Thank you for suggesting a broader evaluation scope. We agree that software‑engineering (SWE) benchmarks are an exciting testbed for agentic systems that autonomously call tools, read/write files, and iterate over multi‑step plans. By contrast, our study focuses on core language models—LLaDA and Dream‑7B—which generate text in a single‑pass masked‑diffusion loop and have no built‑in tool‑use or file‑manipulation interface. Directly applying them to full‑fledged SWE agents would therefore require substantial additional infrastructure (code execution sandbox, retrieval modules, planner, etc.) that is orthogonal to the contribution of A‑CFG. We will highlight this distinction between agent systems and stand‑alone language models in the discussion section, and we view incorporating A‑CFG into an agentic framework as valuable future work.

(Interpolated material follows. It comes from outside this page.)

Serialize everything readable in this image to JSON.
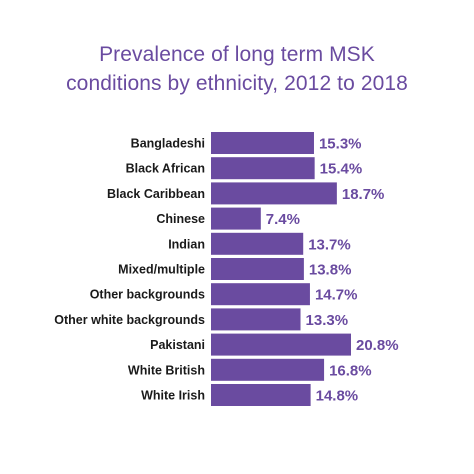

This paper proposes a novel Adaptive Classifier-Free Guidance (A-CFG) method, which adaptively constructs unconditional inputs to amplify the divergence between conditional and unconditional logits, thereby enhancing guidance efficacy. The method achieves consistent performance improvements under fixed hyperparameters across multiple datasets, demonstrating effectiveness and stability. However, the authors insufficiently justify the motivation or theoretical foundation for this approach. Notably, the authors have addressed relevant reviewer inquiries with clarity and precision, and these responses have been accepted by the reviewers.